Wo Kommunisten der Stalinschen Ära die Macht ergriffen, fielen ihrer Diktatur mehr eigene Anhänger zum Opfer als politische Gegner. Die große „Säuberung“ der 30er Jahre kostete viele Mitglieder der bolschewistischen Partei das Leben. Nach 1945 erfaßte der inquisitorische Apparat verschiedener „Kontrollkommissionen“ auch die SED und andere Ostblockparteien. Hermann Weber und Ulrich Mählert haben eine Sammlung wissenschaftlicher Aufsätze über „Stalinistische Parteisäuberungen 1936-1953“ herausgegeben. Soeben erschien eine erweiterte Sonderausgabe der 1. Auflage des Buches von 1998. Alle Beiträge gehen auf ein Mannheimer Forschungsprojekt des Jahres 1994 zurück.

Die Autoren, russische, deutsche, tschechische und slowakische Zeithistoriker, widmen sich den Verfolgungen, die innerhalb der Kommunistischen Partei des jeweils eigenen Landes stattfanden. Sie nutzten bisher ungeöffnete Archive in Osteuropa und Rußland, das allerdings etliche Materialien weiterhin der Öffentlichkeit vorenthält. Jede Studie ist quellengesättigt, fundiert und detailreich; umfangreiche Dokumenten-Anhänge ermöglichen es, auch vertiefte Kenntnisse zu gewinnen.

„Parteisäuberungen“ organisierte bereits Lenin; während der späten 30er Jahre forcierte Stalin einen Massenterror, der Millionen Menschen um Leben oder Freiheit brachte. Lenins altrevolutionäre Mitstreiter, vor allem die Anhänger Trotzkis und Sinowjews, sowie alle potentiellen Regimekritiker, denen die Geheimpolizei ebenso absurde wie fingierte „Geständnisse“ abpreßte, ließ Stalin beseitigen. Der sowjetische Diktator wollte eine amorphe, willenlose und absolut gehorsame Masse von Untertanen schaffen.

Nach 1945 geriet auch die SED in die Fänge stalinistischer Säuberungen. Zwar gab es in der sowjetischen Besatzungszone keine Massenmorde, aber willkürliche Verhaftungen, Schauprozesse, Gefängnisstrafen und Parteiausschlüsse. Auch hing das Maß an Stalinisierung, welches die SED formte, von den Zielen sowjetischer Deutschlandpolitik ab. Solange der Kreml glaubte, ein neutrales und vereintes Gesamt deutschland installieren zu können, blieb die Unterdrückung seitens kommunistischer Kader innerhalb gewisser Grenzen. Seit 1948 gewann die deutsche Teilung immer stärkere Kontur, und die SED wandelte sich zur „Partei des neuen Typus“. Sozialdemokraten und sogenannte Titoisten wurden entmachtet, jede Opposition unterdrückt, stalinistische Führungsstrukturen etabliert. Ähnlich verlief die Gleichschaltung anderer kommunistischer Ostblockparteien.

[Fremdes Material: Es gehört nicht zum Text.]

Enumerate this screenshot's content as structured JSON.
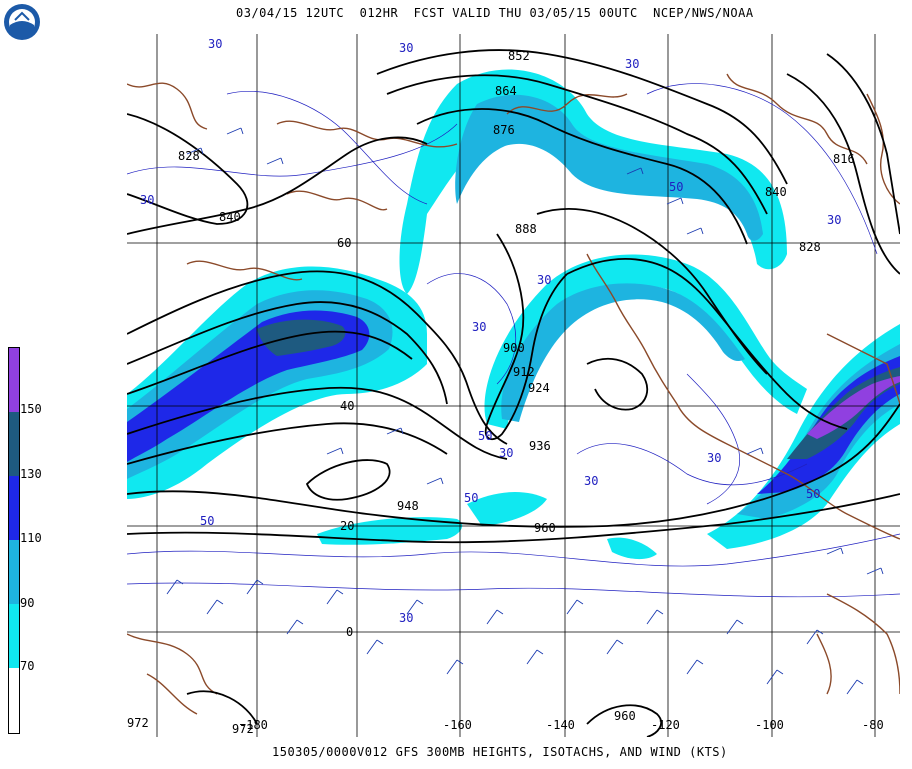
{
  "header": {
    "title": "03/04/15 12UTC  012HR  FCST VALID THU 03/05/15 00UTC  NCEP/NWS/NOAA"
  },
  "footer": {
    "caption": "150305/0000V012 GFS 300MB HEIGHTS, ISOTACHS, AND WIND (KTS)"
  },
  "logo": {
    "name": "NOAA",
    "icon": "noaa-logo-icon"
  },
  "colorbar": {
    "levels": [
      {
        "label": "150",
        "color": "#9040e0"
      },
      {
        "label": "130",
        "color": "#1e5a80"
      },
      {
        "label": "110",
        "color": "#1e28e8"
      },
      {
        "label": "90",
        "color": "#1eb4e0"
      },
      {
        "label": "70",
        "color": "#10e8f0"
      },
      {
        "label": "",
        "color": "#ffffff"
      }
    ]
  },
  "map": {
    "lat_labels": [
      "60",
      "40",
      "20",
      "0"
    ],
    "lon_labels": [
      "-180",
      "-160",
      "-140",
      "-120",
      "-100",
      "-80"
    ],
    "height_contour_labels": [
      "852",
      "864",
      "876",
      "828",
      "840",
      "888",
      "900",
      "912",
      "924",
      "936",
      "948",
      "960",
      "840",
      "816",
      "828",
      "960",
      "972",
      "972"
    ],
    "isotach_labels": [
      "30",
      "30",
      "30",
      "30",
      "30",
      "30",
      "30",
      "30",
      "50",
      "50",
      "50",
      "50",
      "50",
      "30",
      "30",
      "30"
    ]
  }
}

Fundamental neue Erkenntnisse vermitteln die Autoren zwar nicht; sie malen eher ein kompaktes Gesamtbild. Den Stalinismus zu historisieren, wie die Herausgeber beanspruchen, gelingt indes nur ansatzweise. Beiläufig hingeworfene Stichwörter wie „Byzantinismus“ ersetzen keine Analyse. Der Kommunismus, in Rußland von spezifischen Traditionen geprägt, ähnelte vielfach dem Mittelalter; er enthielt alle Ingredienzien dieser Epoche: eine säkulare Heilslehre und einen Pseudovatikan in Mos-kau beispielsweise. 1942 nannten Repräsentanten der russisch-orthodoxen Kirche Stalin „den gesalbten Führer der Revolution“.

Besondere Aufmerksamkeit verdient die Rahmenanalyse, in die Hermann Weber seinen Band stellt. Er versteht ihn als Antwort auf das „Schwarzbuch des Kommunismus“, dem Weber „Einseitigkeit“ vorwirft. Das „Schwarzbuch“ berücksichtige leider viel zu wenig die Unterschiedlichkeit der einzelnen kommunistischen Regime. Die These, daß der Kommunismus wegen seiner Ideologie kriminell sei, hält Weber für „eindimensional“. Primär sei der Terror nicht ideologisch bedingt, sondern dem Machtwillen „einer revolutionären Avantgarde“ entsprungen. Ursprünglich hätten die Kommunisten nur „soziale Gerechtigkeit“ herstellen wollen. Zudem existierten auch grundlegende Differenzen zwischen Lenin und Stalin; es gebe keinen zwangsläufigen Weg vom einen zum anderen.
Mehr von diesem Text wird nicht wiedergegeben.